Sin City trasuda amore per il noir. Non solo per il bianco e nero scuro e quasi espressionista, ma anche e soprattutto per i personaggi, icone di sentimenti, modi di vivere, mondi a sè. Hurtigan è un uomo all’antica, immerso nella pressante contemporaneità del presente, del suo peccato dilagante. È un detective di poche parole ma con sani principi, pochi ma buoni. Il pazzo interpretato da Mickey Rourke è un uomo che ha vissuto senza amore, solo di violenza. Ma sacrifica sé stesso per i pochi momenti con una bionda sconosciuta, trovata poi morta nel suo appartamento. È lui l’anima nera di Sin city, è lui che simboleggia quel valore apparentemente perduto in una città che sembra in preda alla corruzione, alla morte e alla violenza. Egli è figlio di Sin city, perché usa con disinvoltura le sue regole, ma allo stesso tempo glorifica un sentimento perduto come l’amore impossibile per una donna.

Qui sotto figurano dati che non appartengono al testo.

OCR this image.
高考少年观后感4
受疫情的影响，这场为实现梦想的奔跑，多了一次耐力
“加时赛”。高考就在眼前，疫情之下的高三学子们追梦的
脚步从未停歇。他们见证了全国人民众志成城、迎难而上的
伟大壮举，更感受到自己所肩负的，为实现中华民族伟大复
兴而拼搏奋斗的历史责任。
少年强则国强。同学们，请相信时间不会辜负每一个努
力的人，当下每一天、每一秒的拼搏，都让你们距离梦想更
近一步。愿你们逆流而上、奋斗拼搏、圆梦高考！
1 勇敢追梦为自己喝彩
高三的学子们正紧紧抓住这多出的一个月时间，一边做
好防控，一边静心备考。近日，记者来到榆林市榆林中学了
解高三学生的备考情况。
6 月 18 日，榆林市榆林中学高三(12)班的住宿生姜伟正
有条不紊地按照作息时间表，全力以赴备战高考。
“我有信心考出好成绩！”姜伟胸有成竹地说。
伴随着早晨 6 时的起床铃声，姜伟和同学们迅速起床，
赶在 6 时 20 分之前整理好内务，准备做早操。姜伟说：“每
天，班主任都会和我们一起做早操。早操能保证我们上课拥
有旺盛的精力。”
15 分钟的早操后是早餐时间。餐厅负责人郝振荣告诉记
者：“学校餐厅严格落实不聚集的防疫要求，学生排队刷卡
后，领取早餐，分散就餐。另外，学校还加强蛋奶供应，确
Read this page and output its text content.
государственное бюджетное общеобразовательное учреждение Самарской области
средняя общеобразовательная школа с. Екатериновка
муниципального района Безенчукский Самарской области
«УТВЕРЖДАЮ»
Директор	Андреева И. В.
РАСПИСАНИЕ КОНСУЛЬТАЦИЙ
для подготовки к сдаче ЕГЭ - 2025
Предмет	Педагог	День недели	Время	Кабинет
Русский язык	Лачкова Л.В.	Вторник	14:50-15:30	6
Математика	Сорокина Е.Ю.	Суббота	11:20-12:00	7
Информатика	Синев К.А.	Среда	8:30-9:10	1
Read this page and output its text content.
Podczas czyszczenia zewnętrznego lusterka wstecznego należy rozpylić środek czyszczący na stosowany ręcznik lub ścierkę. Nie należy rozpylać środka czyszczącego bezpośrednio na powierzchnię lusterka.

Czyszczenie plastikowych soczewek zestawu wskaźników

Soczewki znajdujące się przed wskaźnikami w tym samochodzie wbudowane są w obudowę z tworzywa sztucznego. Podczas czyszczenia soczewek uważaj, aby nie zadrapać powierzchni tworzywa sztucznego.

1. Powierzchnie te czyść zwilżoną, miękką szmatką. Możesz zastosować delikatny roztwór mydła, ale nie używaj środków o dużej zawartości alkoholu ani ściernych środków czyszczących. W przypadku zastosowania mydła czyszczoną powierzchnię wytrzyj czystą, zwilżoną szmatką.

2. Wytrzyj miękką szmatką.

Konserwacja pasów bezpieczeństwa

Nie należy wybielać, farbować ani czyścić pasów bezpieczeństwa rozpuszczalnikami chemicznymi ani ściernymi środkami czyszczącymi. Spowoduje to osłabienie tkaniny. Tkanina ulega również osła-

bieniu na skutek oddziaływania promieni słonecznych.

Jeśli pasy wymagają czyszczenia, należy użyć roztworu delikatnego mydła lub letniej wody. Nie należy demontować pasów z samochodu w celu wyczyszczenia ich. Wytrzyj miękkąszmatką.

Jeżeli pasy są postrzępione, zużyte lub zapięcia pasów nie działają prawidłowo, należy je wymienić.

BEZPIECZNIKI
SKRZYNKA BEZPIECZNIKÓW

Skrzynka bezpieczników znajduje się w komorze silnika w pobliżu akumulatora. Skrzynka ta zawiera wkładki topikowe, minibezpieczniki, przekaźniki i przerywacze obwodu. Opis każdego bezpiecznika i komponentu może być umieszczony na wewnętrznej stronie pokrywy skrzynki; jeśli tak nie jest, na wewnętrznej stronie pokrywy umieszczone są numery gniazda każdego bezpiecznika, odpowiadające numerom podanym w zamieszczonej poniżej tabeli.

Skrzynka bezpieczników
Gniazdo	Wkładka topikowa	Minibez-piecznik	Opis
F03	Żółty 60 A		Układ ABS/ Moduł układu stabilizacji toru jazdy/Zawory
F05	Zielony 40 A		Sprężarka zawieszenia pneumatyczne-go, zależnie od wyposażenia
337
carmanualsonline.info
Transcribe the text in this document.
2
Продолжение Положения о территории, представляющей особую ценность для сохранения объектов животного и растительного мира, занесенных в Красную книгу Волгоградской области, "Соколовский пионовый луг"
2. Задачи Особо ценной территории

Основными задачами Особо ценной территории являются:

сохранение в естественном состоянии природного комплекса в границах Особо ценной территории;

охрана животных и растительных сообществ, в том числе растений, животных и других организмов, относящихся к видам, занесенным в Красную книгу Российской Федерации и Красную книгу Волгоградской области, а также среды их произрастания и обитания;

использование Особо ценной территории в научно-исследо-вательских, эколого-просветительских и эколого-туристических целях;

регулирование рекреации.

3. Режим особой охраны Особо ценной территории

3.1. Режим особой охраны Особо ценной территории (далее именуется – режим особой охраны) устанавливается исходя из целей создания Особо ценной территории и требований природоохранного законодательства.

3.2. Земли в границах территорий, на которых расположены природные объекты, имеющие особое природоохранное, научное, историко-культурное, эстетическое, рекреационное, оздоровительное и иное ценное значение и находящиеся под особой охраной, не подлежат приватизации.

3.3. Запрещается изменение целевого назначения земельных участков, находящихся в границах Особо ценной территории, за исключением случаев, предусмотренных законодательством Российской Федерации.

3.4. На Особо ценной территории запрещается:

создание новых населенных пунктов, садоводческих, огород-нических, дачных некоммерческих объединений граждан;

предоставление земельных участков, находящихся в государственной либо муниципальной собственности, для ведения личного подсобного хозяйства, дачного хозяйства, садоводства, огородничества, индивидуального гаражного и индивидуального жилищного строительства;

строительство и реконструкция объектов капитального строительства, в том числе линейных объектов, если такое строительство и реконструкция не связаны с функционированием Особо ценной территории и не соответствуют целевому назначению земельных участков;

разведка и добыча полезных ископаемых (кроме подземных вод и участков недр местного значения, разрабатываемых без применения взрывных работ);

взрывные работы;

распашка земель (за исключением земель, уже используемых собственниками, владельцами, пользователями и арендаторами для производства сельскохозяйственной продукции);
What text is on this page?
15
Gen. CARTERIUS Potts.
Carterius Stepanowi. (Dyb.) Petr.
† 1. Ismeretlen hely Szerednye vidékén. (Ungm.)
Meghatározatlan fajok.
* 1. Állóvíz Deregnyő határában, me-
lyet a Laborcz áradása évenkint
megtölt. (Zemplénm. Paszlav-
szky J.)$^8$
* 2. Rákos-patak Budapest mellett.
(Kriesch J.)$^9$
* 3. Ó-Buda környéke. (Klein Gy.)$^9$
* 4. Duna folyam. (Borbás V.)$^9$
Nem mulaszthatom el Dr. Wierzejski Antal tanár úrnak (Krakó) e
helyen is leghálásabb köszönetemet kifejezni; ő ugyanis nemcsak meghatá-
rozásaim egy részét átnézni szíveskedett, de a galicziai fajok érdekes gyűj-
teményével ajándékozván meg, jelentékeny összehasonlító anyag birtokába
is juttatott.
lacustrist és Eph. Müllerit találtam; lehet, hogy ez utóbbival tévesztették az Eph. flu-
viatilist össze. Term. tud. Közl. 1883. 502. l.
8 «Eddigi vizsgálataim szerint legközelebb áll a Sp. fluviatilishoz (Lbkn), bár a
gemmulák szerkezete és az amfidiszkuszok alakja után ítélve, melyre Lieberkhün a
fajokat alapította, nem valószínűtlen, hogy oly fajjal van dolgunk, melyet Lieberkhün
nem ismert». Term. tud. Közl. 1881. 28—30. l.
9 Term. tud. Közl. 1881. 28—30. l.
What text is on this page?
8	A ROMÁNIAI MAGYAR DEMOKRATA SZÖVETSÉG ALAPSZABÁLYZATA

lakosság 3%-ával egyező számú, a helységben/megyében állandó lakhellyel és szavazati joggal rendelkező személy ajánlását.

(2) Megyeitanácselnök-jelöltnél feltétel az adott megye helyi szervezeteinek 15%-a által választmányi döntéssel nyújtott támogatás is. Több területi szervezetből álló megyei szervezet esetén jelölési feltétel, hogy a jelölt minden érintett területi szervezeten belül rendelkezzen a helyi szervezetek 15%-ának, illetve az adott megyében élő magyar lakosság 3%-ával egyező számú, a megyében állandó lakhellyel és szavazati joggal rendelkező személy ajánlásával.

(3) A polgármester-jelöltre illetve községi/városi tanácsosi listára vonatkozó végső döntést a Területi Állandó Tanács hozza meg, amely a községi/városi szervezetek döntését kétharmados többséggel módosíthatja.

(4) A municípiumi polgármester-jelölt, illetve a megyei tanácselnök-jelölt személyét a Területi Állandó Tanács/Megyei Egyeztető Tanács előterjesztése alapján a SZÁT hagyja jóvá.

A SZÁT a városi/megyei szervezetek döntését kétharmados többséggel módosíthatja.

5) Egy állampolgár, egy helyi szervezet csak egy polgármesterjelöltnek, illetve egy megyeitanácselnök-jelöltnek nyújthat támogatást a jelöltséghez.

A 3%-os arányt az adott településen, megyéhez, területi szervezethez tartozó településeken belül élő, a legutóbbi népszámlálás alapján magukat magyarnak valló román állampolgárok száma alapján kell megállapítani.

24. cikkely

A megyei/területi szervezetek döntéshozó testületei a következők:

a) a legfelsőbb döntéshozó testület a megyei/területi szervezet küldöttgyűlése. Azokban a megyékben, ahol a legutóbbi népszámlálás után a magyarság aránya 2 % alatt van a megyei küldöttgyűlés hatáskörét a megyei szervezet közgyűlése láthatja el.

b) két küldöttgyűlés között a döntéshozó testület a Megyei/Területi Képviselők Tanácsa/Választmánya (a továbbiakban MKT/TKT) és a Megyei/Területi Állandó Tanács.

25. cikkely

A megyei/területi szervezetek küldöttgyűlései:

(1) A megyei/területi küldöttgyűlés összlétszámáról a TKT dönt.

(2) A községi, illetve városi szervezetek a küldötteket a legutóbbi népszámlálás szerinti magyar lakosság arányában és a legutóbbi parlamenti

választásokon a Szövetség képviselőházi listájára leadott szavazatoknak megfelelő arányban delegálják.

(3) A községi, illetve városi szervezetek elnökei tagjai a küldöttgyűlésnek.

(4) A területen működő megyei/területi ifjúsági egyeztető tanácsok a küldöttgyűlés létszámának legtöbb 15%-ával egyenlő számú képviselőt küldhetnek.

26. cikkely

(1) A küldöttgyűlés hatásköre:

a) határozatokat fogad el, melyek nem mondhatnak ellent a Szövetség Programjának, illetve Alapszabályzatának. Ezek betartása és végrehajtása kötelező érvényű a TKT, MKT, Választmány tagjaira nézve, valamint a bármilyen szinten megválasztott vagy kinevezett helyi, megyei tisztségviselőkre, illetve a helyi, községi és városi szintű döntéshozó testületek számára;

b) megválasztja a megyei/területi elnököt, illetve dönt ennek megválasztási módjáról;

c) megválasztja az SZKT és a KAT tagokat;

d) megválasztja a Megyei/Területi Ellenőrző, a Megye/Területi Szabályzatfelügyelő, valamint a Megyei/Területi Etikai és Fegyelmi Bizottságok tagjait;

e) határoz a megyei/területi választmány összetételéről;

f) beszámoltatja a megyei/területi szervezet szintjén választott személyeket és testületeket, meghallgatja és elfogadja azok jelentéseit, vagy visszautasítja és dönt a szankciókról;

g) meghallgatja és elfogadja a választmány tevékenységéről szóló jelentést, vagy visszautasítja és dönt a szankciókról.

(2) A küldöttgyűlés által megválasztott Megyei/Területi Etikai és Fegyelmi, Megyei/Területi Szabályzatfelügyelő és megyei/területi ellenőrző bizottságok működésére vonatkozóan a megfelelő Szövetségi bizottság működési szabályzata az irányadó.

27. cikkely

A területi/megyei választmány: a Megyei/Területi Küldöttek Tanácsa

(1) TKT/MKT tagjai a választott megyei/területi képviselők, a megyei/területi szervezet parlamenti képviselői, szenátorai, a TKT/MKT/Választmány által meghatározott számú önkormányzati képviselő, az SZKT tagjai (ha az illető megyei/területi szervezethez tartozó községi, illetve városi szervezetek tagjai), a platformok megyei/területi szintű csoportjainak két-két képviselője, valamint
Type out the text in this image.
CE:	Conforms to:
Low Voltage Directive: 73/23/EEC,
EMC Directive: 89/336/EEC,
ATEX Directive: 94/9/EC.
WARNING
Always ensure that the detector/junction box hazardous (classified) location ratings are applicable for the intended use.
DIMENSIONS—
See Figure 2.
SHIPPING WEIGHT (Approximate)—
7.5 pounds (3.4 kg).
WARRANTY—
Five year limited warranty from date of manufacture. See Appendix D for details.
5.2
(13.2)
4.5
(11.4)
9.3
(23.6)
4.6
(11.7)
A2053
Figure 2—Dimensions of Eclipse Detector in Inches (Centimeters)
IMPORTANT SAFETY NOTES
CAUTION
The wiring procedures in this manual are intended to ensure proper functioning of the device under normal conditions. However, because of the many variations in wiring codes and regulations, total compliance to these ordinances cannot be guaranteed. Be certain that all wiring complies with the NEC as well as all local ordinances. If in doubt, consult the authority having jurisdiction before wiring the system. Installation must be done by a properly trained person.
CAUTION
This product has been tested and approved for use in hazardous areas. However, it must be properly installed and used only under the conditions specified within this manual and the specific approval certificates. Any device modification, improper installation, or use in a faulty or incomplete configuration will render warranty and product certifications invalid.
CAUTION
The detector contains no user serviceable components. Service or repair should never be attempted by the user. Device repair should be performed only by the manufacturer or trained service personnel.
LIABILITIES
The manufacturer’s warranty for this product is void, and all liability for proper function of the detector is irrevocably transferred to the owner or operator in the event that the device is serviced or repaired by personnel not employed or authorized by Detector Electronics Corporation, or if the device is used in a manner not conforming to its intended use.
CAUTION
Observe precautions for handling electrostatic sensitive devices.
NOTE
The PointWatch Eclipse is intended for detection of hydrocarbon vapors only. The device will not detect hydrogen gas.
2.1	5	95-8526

Sin city è il miglior film di Rodriguez, che però dimostra di non avere alcuna qualità autoriale, semmai stilistica, ma neanche, dato che l’intero film è la trasposizione fedele, pagina dopo pagina, vignetta dopo vignetta del fumetto di Frank Miller, che è anche co-regista. Grande sfarzo di forma, con un digitale a tratti posticcio, ma un’ambientazione davvero noir. La scelta della voce fuori campo risulta un po’ sgradevole, ma inevitabilmente necessaria vista la fonte originaria. La violenza di cui si accusa il film è ludica quanto quella di Kill bill, quindi poco fastidiosa se si affronta la visione con cognizione di causa. Il problema di Sin city è l’eccessiva attenzione alla forma, che sicuramente colpisce l’occhio, ma addormenta il cervello, oppure lo diverte, lo riposa, in una dichiarazione di manifesto d’intenti sul fine del film. Non male il risultato finale, con gli apporti registici di Tarantino (la sequenza in cui Clive Owen parla con il cadavere di Benicio del Toro), numerose comparsate (tra cui quella dello stesso >Miller, che interpreta il prete nel confessionale) e un po’ di amaro alla fine. “Non so perché, ma mi aspettavo di più”, continua a ripetermi il cervello, mentre a Sin city ancora piove e qualcuno cerca rassegnato l’amore.